MUARA BULIAN – Pengadaan mobil pemadam kebakaran (Damkar) oleh Dinas Perkotaan Kabupaten Batang Hari harus dilakukan hati-hati, cermat dan sesuai prosedur hukum yang berlaku. Dengan alasan, kasus Damkar yang pernah terjadi di Kabupaten Batang Hari tidak terulang kembali.

Keinginan untuk menambah satu armada mobil Damkar diutarakan Asri Yolansyah, Kabid Pemadam Kebakaran Dinas Perkotaan Kabupaten Batang Hari pada hearing membahas rencana kegiatan anggaran (RKA) Dinas Perkotaan Kabupaten Batang Hari di R-APBD 2015 dihadapan pimpinan dan anggota Komisi III DPRD Batang Hari, 11 November 2014. Menurut Asri, pengadaan mobil Damkar tersebut menelan anggaran Rp 1,4 milliar lebih. Hadir juga pada pertemuan itu, Kepala Dinas Perkotaan Kabupaten Batang Hari, Suaidi dan jajarannya.
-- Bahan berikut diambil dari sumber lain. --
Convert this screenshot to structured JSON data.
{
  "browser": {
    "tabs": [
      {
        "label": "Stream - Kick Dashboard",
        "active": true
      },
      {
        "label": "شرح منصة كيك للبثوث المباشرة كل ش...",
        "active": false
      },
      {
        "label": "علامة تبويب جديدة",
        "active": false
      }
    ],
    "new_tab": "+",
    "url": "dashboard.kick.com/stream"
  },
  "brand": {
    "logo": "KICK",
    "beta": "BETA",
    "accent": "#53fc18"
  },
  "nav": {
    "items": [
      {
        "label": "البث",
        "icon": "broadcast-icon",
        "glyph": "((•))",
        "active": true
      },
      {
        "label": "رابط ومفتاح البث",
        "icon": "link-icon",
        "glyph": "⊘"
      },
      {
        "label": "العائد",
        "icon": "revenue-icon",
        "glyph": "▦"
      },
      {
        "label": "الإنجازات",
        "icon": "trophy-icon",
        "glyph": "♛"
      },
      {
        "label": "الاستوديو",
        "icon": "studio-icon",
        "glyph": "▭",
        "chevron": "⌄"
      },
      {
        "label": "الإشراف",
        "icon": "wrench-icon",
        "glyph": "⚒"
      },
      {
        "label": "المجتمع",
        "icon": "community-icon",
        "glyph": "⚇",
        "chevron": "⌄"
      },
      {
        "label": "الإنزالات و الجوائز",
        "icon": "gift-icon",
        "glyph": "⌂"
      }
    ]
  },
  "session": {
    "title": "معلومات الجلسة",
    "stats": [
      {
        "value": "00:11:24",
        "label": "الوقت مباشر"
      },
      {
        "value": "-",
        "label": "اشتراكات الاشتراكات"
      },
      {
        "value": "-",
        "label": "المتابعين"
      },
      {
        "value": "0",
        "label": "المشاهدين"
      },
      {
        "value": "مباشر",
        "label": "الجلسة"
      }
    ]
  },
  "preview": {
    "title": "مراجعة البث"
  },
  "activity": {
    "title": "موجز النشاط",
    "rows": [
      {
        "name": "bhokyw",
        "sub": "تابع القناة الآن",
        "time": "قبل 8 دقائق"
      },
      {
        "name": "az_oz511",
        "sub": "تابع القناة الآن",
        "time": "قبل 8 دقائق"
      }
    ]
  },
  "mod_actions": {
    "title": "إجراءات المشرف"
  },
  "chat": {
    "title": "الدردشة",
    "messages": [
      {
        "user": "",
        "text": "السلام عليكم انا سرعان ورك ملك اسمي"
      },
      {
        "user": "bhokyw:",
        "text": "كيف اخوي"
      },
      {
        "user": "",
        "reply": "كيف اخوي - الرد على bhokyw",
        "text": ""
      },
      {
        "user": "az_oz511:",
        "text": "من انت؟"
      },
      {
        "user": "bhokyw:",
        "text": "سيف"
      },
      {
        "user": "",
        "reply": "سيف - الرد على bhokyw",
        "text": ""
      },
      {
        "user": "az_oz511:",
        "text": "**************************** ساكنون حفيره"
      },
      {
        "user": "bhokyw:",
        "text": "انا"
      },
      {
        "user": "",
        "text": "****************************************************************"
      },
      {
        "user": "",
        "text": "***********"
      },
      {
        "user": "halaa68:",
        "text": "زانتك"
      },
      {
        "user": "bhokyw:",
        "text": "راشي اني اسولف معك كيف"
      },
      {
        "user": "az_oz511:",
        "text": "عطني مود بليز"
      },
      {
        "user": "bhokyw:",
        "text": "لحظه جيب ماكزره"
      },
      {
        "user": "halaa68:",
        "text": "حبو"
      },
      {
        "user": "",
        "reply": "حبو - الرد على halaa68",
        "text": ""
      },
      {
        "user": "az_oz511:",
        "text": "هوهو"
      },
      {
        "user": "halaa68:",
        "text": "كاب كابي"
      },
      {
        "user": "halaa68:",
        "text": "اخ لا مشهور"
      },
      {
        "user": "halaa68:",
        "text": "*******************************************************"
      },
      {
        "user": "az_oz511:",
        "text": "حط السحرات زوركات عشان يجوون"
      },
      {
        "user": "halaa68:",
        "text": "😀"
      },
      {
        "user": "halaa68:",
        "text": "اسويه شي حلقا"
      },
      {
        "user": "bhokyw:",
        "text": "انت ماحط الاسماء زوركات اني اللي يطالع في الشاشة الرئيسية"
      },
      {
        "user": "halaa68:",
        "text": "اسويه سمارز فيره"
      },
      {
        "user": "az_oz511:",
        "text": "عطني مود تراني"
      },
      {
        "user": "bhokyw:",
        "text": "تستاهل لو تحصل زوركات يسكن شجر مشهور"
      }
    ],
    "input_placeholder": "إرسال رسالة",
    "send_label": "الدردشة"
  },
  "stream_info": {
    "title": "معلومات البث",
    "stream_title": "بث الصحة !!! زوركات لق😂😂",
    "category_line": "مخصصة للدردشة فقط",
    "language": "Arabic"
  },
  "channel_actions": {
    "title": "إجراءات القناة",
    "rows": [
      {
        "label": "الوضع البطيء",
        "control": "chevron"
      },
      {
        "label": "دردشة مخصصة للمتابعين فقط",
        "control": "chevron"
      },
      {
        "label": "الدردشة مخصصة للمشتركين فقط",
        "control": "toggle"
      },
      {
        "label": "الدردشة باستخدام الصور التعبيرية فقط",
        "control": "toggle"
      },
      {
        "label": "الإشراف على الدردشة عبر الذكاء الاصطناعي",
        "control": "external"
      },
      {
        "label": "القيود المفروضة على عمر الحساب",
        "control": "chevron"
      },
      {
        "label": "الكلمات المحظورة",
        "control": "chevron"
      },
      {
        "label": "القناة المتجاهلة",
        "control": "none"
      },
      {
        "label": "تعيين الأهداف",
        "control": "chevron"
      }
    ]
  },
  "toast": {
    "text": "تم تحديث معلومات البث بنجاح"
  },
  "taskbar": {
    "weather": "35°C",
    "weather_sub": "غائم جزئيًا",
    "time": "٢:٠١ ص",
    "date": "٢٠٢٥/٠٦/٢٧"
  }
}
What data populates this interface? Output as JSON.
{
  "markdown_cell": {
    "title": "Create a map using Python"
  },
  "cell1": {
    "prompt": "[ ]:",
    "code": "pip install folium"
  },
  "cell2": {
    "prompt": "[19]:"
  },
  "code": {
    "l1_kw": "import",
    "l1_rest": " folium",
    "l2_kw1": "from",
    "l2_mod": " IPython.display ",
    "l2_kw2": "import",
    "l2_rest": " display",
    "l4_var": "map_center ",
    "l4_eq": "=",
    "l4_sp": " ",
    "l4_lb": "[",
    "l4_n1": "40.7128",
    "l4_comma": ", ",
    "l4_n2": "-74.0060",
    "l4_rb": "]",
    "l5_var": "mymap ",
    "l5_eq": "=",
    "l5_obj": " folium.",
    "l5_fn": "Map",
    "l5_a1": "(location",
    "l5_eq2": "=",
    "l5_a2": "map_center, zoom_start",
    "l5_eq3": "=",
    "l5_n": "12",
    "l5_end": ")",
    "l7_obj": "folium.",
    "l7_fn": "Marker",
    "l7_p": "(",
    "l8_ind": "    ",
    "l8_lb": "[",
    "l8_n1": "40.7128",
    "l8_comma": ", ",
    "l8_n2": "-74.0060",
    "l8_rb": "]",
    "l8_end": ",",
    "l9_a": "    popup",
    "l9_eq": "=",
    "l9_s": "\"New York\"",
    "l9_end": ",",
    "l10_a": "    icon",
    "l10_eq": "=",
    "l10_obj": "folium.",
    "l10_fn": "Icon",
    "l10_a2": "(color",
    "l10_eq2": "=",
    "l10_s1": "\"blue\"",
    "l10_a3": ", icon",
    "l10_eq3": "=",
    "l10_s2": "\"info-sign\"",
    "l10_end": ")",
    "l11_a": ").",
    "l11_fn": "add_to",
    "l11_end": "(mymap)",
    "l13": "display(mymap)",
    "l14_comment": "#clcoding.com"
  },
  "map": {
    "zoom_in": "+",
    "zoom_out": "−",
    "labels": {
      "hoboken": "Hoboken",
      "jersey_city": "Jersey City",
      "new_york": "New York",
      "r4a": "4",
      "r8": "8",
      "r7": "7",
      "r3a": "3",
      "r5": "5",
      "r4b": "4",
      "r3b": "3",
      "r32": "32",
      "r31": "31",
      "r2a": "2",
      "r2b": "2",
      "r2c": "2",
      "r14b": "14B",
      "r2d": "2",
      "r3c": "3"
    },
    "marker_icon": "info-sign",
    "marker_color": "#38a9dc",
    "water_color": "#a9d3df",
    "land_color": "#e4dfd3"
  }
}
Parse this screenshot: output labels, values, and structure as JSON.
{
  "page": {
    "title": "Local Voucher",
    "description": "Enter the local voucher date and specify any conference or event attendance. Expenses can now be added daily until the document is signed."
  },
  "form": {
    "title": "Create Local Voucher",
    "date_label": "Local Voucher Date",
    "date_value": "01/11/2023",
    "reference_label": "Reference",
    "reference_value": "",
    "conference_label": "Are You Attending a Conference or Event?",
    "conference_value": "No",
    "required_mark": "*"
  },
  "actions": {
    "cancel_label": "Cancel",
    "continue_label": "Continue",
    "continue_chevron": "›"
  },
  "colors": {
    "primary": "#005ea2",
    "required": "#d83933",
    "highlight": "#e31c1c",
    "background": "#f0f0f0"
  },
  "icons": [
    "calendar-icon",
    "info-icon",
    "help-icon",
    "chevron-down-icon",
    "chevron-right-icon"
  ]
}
Menanggapi pengadaan itu, Komisi III DPRD Batang Hari juga menyoroti rencana penganggaran pengadaan satu unit mobil Dinas Pemadam Kebakaran (Damkar) oleh Dinas Perkotaan Kabupaten Batang Hari. "Rencana penganggaran dan pengadaan mobil Damkar perlu pertimbangan matang dan sebaiknya dikonsultasikan lebih dulu ke BPK dan BPKP di Jambi, agar dikemudian hari tidak menimbulkan masalah hukum. Kita harus belajar dari kasus Damkar sebelumnya, " Ungkap M. Jaafar, Wakil Ketua Komisi III DPRD Batang Hari.

Perlu perencanaan matang dan kehati-hatian dalam pengadaan mobil Damkar tersebut, sambung politisi Partai Golkar ini, karena bidang unit Pemadam Kebakaran yang selama ini bernaung pada Dinas Perkotaan bakal bergabung ke Badan Penanggulangan bencana Daerah (BPBD), kalau DPRD mengesahkan ranperda tentang Organisasi dan Tata kerja Badan Penanggulangan Bencana Daerah dan Pemadam Kebakaran menjadi perda, maka personil beserta aset bagian unit Pemadam Kebakaran akan berpindah. "Pengadaan mobil Damkar harus cermat, hati-hati, apalagi dalam waktu dekat Bagian Unit Pemadam Kebakaran bakal disatukan ke BPBD," beber Jaafar.(/ris).